BLACK POETRY DAY
Black Poetry Day on October 17th honors past and present black poets. The day also commemorates the birth of the first published black poet in the United States. Jupiter Hammon was born in Long Island, New York, on October 17th, 1711.
The day celebrates the importance of black heritage and literacy. It also recognizes the contributions made by black poets and shows appreciation to black authors.
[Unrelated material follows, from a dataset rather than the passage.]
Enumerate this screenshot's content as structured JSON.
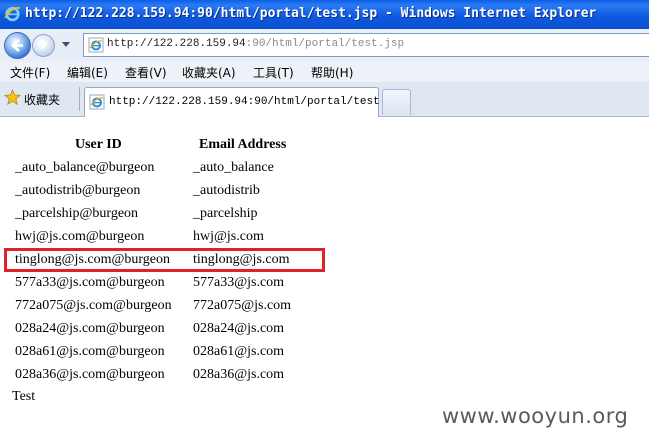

Take up a quiet spot at the library to read many of the talented black poets from around the world. Or find a poetry reading at a nearby bookstore, cultural or arts center like the Furious Flower Poetry Center at James Madison University. The first center of its kind in the United States, The Furious Flower’s name is inspired by a poem written by former U.S. Poet Laureate Gwendolyn Brooks. They also have a growing collection of resources, offer workshops and so much more.
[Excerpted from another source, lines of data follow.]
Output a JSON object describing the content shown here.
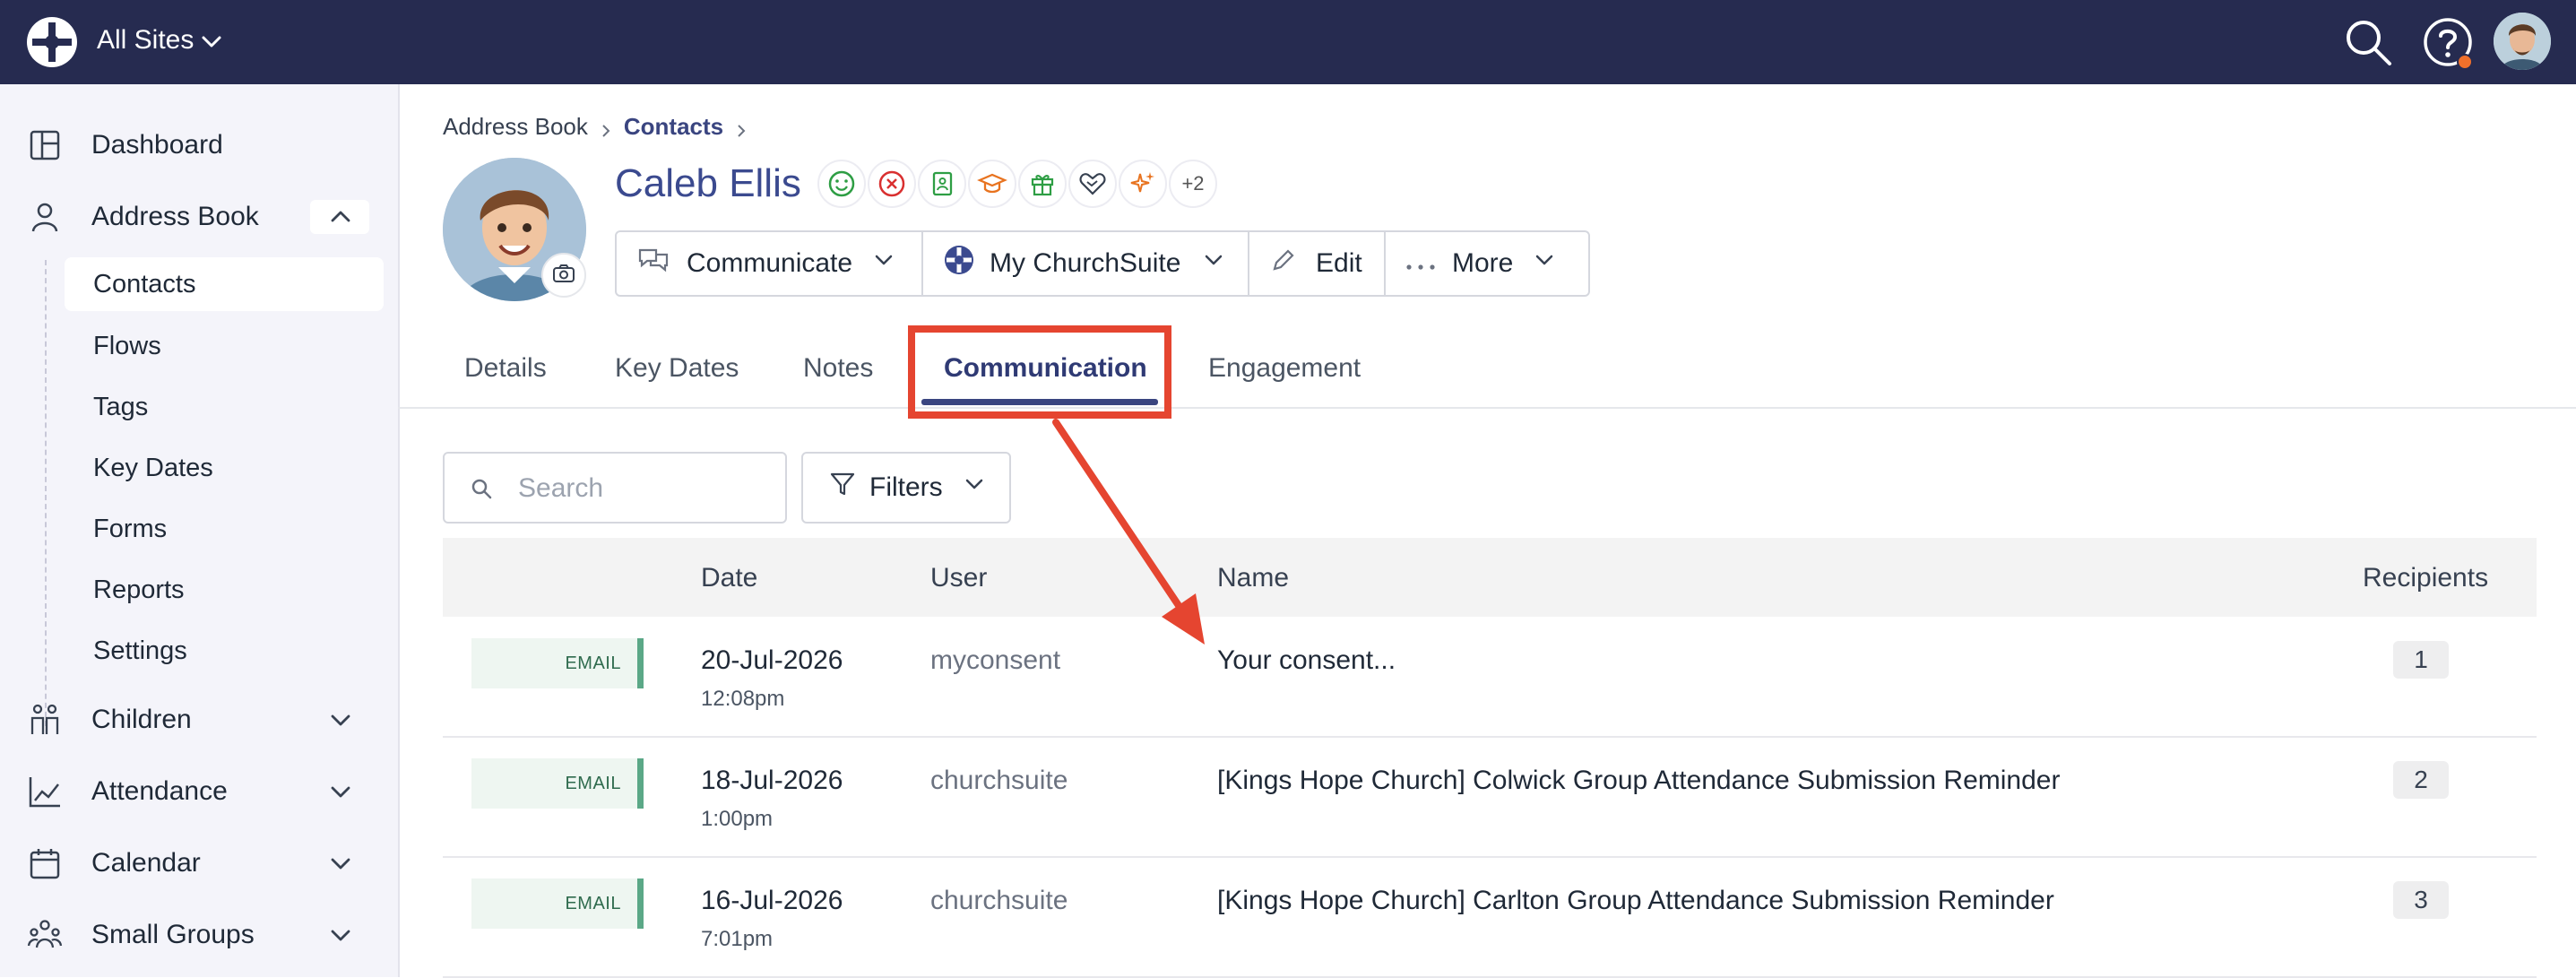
{
  "topbar": {
    "site_label": "All Sites",
    "icons": [
      "churchsuite-logo-icon",
      "chevron-down-icon",
      "search-icon",
      "help-icon",
      "user-avatar"
    ]
  },
  "sidebar": {
    "items": [
      {
        "label": "Dashboard",
        "icon": "dashboard-icon"
      },
      {
        "label": "Address Book",
        "icon": "person-icon"
      },
      {
        "label": "Children",
        "icon": "children-icon"
      },
      {
        "label": "Attendance",
        "icon": "chart-icon"
      },
      {
        "label": "Calendar",
        "icon": "calendar-icon"
      },
      {
        "label": "Small Groups",
        "icon": "group-icon"
      }
    ],
    "sub_items": [
      "Contacts",
      "Flows",
      "Tags",
      "Key Dates",
      "Forms",
      "Reports",
      "Settings"
    ]
  },
  "breadcrumb": {
    "parent": "Address Book",
    "current": "Contacts"
  },
  "contact": {
    "name": "Caleb Ellis",
    "more_tags": "+2",
    "tag_icons": [
      "smile-icon",
      "blocked-icon",
      "contact-card-icon",
      "graduation-cap-icon",
      "gift-icon",
      "heart-handshake-icon",
      "sparkle-icon"
    ]
  },
  "actions": {
    "communicate": "Communicate",
    "mychurchsuite": "My ChurchSuite",
    "edit": "Edit",
    "more": "More"
  },
  "tabs": [
    "Details",
    "Key Dates",
    "Notes",
    "Communication",
    "Engagement"
  ],
  "active_tab": "Communication",
  "toolbar": {
    "search_placeholder": "Search",
    "filters_label": "Filters"
  },
  "table": {
    "headers": {
      "date": "Date",
      "user": "User",
      "name": "Name",
      "recipients": "Recipients"
    },
    "rows": [
      {
        "type": "EMAIL",
        "date": "20-Jul-2026",
        "time": "12:08pm",
        "user": "myconsent",
        "name": "Your consent...",
        "recipients": "1"
      },
      {
        "type": "EMAIL",
        "date": "18-Jul-2026",
        "time": "1:00pm",
        "user": "churchsuite",
        "name": "[Kings Hope Church] Colwick Group Attendance Submission Reminder",
        "recipients": "2"
      },
      {
        "type": "EMAIL",
        "date": "16-Jul-2026",
        "time": "7:01pm",
        "user": "churchsuite",
        "name": "[Kings Hope Church] Carlton Group Attendance Submission Reminder",
        "recipients": "3"
      }
    ]
  },
  "colors": {
    "topbar": "#262b50",
    "accent": "#3a4580",
    "annotation": "#e54530",
    "email_badge": "#5ba887"
  }
}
HOW TO OBSERVE #BlackPoetryDay
Host a poetry slam in your living room, front step, or in the break room. Encourage a black poet you know. Attend a poetry reading or share your own poetry. Pick up some poetry written by black poets. Explore the poetry of Jessie Redmon Fauset, Robert Hayden, Wanda Phips or Arna Bontemps. As you celebrate, be sure to use #BlackPoetryDay to post on social media.
BLACK POETRY DAY HISTORY
Black Poetry Day was established in 1985 honoring the birth of the first Black poet published in the United States, Jupiter Hammon. The poet is considered the father of African American Literature. Born into slavery, Hammon received an education, learned to read, and was allowed the use of the manor library.
Black Poetry FAQ
Q. Who are some notable Black poets?
A. Several Black poets come to mind. Langston Hughes, Maya Angelou, Alice Walker, James Baldwin, Toni Morrison, and Terrance Hayes are just a few of the talented poets who express their spirit through poetry.
Q. Have there been Black Poet Laureates?
A. Yes. Robert Hayden was the first Black Poet Laureate (at the time the title was Consultant in Poetry to the Library of Congress). Others include
Rita Dove, Gwendolyn Brooks, and Tracy K. Smith.